Does multiprocessing copy the object in this scena

2020-07-27 03:22发布

问题:

import multiprocessing
import numpy as np
import multiprocessing as mp
import ctypes

class Test():
    def __init__(self):
        shared_array_base = multiprocessing.Array(ctypes.c_double, 100, lock=False)
        self.a = shared_array = np.ctypeslib.as_array(shared_array_base)

    def my_fun(self,i):
        self.a[i] = 1

if __name__ == "__main__":
    num_cores = multiprocessing.cpu_count()

    t = Test()

    def my_fun_wrapper(i):
        t.my_fun(i)

    with mp.Pool(num_cores) as p:
        p.map(my_fun_wrapper, np.arange(100))

    print(t.a)

In the code above, I'm trying to write a code to modify an array, using multiprocessing. The function my_fun(), executed in each process, should modify the value for the array a[:] at index i which is passed to my_fun() as a parameter. With regards to the code above, I would like to know what is being copied.

1) Is anything in the code being copied by each process? I think the object might be but ideally nothing is.

2) Is there a way to get around using a wrapper function my_fun() for the object?

回答1:

Almost everything in your code is getting copied, except the shared memory you allocated with multiprocessing.Array. multiprocessing is full of unintuitive, implicit copies.

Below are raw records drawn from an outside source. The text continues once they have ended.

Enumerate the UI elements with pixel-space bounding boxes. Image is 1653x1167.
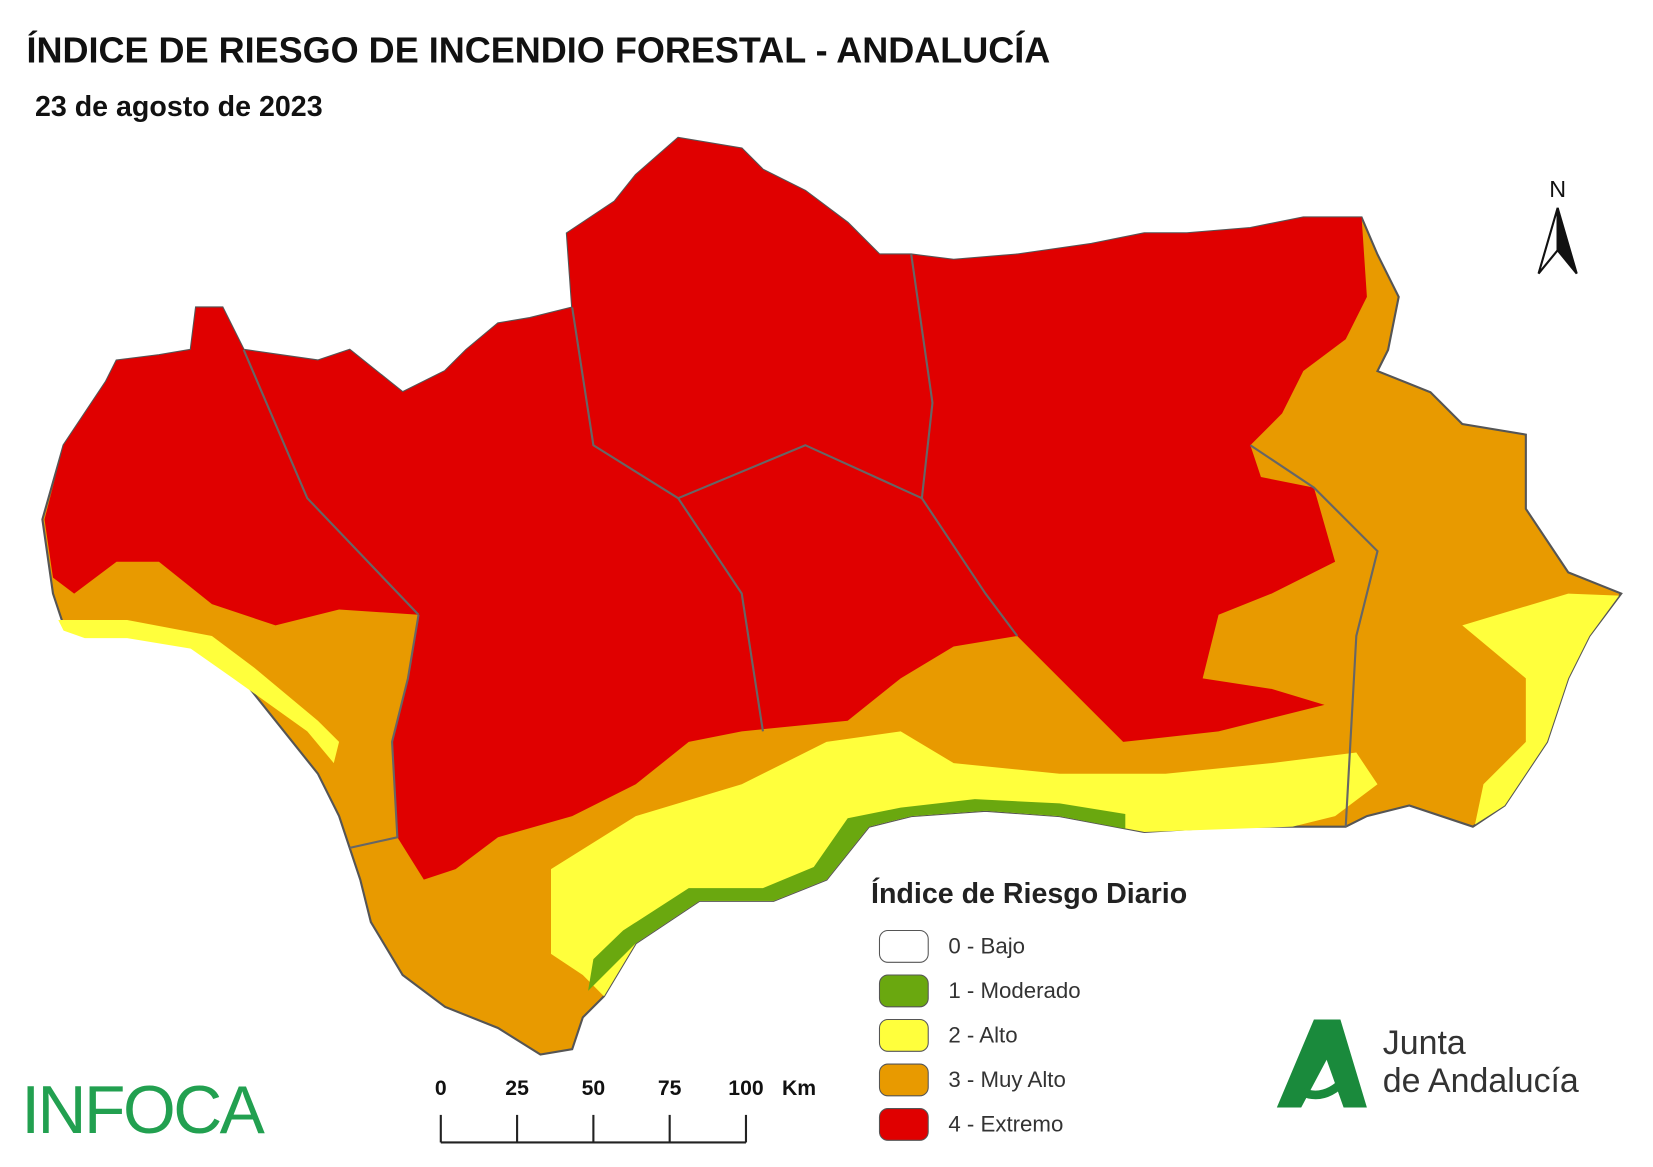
- zone-alto: [1462, 593, 1620, 825]
- junta-name: Junta: [1383, 1024, 1466, 1062]
- province-border: [242, 254, 1379, 849]
- legend-swatch: [878, 1108, 929, 1141]
- junta-logo: Junta de Andalucía: [1276, 1019, 1579, 1108]
- junta-emblem-curve: [1299, 1075, 1349, 1100]
- legend-label: 1 - Moderado: [948, 978, 1080, 1003]
- legend-swatch: [878, 974, 929, 1008]
- infoca-logo: INFOCA: [21, 1073, 265, 1148]
- scale-tick-label: 50: [582, 1077, 606, 1100]
- north-arrow: N: [1537, 176, 1578, 275]
- legend-label: 2 - Alto: [948, 1022, 1017, 1047]
- scale-tick-label: 75: [658, 1077, 682, 1100]
- north-arrow-right: [1556, 207, 1578, 275]
- legend-swatch: [878, 1019, 929, 1052]
- title: ÍNDICE DE RIESGO DE INCENDIO FORESTAL - …: [26, 30, 1050, 71]
- junta-name: de Andalucía: [1383, 1062, 1579, 1100]
- zone-extremo: [44, 137, 1367, 880]
- date: 23 de agosto de 2023: [35, 91, 323, 123]
- legend: Índice de Riesgo Diario 0 - Bajo 1 - Mode…: [871, 876, 1187, 1141]
- legend-title: Índice de Riesgo Diario: [871, 876, 1187, 910]
- zone-moderado: [588, 799, 1126, 991]
- scale-tick-label: 100: [728, 1077, 763, 1100]
- north-arrow-left: [1537, 207, 1559, 275]
- region-map: [41, 136, 1623, 1056]
- scale-tick-label: 0: [435, 1077, 447, 1100]
- legend-swatch: [878, 929, 929, 963]
- zone-alto: [551, 731, 1378, 997]
- scale-unit: Km: [782, 1077, 816, 1100]
- north-label: N: [1549, 176, 1566, 202]
- legend-label: 4 - Extremo: [948, 1111, 1063, 1136]
- legend-label: 3 - Muy Alto: [948, 1067, 1065, 1092]
- scale-tick-label: 25: [505, 1077, 529, 1100]
- scale-bar: 0 25 50 75 100 Km: [435, 1077, 816, 1144]
- legend-swatch: [878, 1063, 929, 1097]
- legend-label: 0 - Bajo: [948, 933, 1025, 958]
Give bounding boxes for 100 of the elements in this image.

When you spawn a new process in multiprocessing, the new process needs its own version of just about everything in the original process. This is handled differently depending on platform and settings, but we can tell you're using "fork" mode, because your code wouldn't work in "spawn" or "forkserver" mode - you'd get an error about the workers not being able to find my_fun_wrapper. (Windows only supports "spawn", so we can tell you're not on Windows.)

In "fork" mode, this initial copy is made by using the fork system call to ask the OS to essentially copy the whole entire process and everything inside. The memory allocated by multiprocessing.Array is sort of "external" and isn't copied, but most other things are. (There's also copy-on-write optimization, but copy-on-write still behaves as if everything was copied, and the optimization doesn't work very well in Python due to refcount updates.)

When you dispatch tasks to worker processes, multiprocessing needs to make even more copies. Any arguments, and the callable for the task itself, are objects in the master process, and objects inherently exist in only one process. The workers can't access any of that. They need their own versions. multiprocessing handles this second round of copies by pickling the callable and arguments, sending the serialized bytes over interprocess communication, and unpickling the pickles in the worker.


When the master pickles my_fun_wrapper, the pickle just says "look for the my_fun_wrapper function in the __main__ module", and the workers look up their version of my_fun_wrapper to unpickle it. my_fun_wrapper looks for a global t, and in the workers, that t was produced by the fork, and the fork produced a t with an array backed by the shared memory you allocated with your original multiprocessing.Array call.

On the other hand, if you try to pass t.my_fun to p.map, then multiprocessing has to pickle and unpickle a method object. The resulting pickle doesn't say "look up the t global variable and get its my_fun method". The pickle says to build a new Test instance and get its my_fun method. The pickle doesn't have any instructions in it about using the shared memory you allocated, and the resulting Test instance and its array are independent of the original array you wanted to modify.


I know of no good way to avoid needing some sort of wrapper function.